KUALA LUMPUR (Mar 11): The ringgit continued its downward slide today, touching a low of 3.7125 as the market anticipates an earlier-than-expected hike in US interest rate.
The ringgit dropped to a six-year low to close at 3.7035 to a US dollar yesterday.
According to MIDF Amanah Research chief economist Maslynnawati Ahmad, ringgit volatility is likely to continue for the next three months on market expectations that the US Federal Reserve's (Fed) may raise interest rate in June.
This is coupled with Monday's (March 9) launch of the European Central Bank's (ECB) quantitative easing (QE), which is is scheduled to run till September 2016, she said to the edgemarkets.com today.
Maslynnawati adds that the weaker ringgit is also caused by the negative sentiment on the Malaysian economy following a slump in global crude oil prices. Bank Negara Malaysia is scheduled to release its annual report for 2014/2015 later today.
Investors still believe that the low oil prices will impact Malaysia's fiscal position, she said.
"Once these negative sentiments are cleared, the ringgit is likely to rebound against the US dollar," she said. Brent rose 44 cents to US$56.83 a barrel as of 0020 GMT.
Maslynnawati said investors were also keeping a close watch on the public and private sector debt levels as the weaker the ringgit, the higher the debt service cost would be.
She is projecting the ringgit to trade between 3.5 and 3.6 to one US dollar towards the end of the year.
Hong Leong Investment Bank economist Sia Ket Eee said the trading trajectory of the ringgit against the US dollar depends on the upcoming external trade statistics.
According to Sia, the upcoming Industrial Production Index and external trade data would be closely watched as it would indicate how resilient the Malaysia economy was amid low oil prices.

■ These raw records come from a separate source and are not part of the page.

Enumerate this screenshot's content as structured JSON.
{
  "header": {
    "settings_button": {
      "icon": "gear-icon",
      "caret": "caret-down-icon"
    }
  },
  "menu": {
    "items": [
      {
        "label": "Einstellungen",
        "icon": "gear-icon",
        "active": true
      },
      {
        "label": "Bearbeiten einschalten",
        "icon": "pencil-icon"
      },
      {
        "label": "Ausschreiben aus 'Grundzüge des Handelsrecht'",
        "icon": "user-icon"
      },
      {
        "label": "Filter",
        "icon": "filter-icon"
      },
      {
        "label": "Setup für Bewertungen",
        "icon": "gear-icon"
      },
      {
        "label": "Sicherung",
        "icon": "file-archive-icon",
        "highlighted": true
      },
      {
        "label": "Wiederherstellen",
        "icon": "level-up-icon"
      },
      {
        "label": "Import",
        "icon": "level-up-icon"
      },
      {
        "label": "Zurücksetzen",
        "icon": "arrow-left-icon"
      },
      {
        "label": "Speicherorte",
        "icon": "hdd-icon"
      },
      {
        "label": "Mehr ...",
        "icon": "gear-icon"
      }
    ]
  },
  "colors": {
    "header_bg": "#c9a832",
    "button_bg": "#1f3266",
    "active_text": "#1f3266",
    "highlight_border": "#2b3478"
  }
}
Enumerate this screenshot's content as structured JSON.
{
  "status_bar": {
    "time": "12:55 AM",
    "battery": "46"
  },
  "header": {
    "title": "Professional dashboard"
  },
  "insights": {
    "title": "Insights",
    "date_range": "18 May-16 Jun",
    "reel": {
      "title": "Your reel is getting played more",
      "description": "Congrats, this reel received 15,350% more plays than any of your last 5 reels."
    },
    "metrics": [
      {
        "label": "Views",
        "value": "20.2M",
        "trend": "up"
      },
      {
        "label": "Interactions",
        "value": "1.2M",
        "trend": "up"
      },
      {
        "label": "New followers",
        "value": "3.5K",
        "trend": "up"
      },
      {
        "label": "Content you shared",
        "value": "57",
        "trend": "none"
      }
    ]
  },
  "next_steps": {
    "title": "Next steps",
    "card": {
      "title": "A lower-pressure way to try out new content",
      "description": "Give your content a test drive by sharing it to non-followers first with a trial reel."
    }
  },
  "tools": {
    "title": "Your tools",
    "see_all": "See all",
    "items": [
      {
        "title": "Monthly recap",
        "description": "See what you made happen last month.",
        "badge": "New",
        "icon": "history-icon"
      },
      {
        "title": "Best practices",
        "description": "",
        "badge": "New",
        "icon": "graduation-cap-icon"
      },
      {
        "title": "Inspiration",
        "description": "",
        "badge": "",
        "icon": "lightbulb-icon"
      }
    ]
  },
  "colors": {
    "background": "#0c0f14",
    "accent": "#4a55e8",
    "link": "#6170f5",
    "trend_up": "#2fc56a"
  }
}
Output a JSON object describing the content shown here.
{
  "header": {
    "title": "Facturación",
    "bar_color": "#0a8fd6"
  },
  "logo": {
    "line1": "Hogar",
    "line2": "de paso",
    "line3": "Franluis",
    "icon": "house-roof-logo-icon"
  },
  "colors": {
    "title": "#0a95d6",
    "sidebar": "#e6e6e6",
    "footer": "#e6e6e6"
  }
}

"The negative sentiment should settle down when the data improves," he said, adding that the ringgit is likely to rebound to 3.5 to a US dollar if the statistics improve.
Still, Sia is of the view that the ringgit is still relatively stable compared with regional peers such as the Singapore dollar.
"The market is still digesting ECB's QE plan and is adjusting its investment strategy going forward," he added.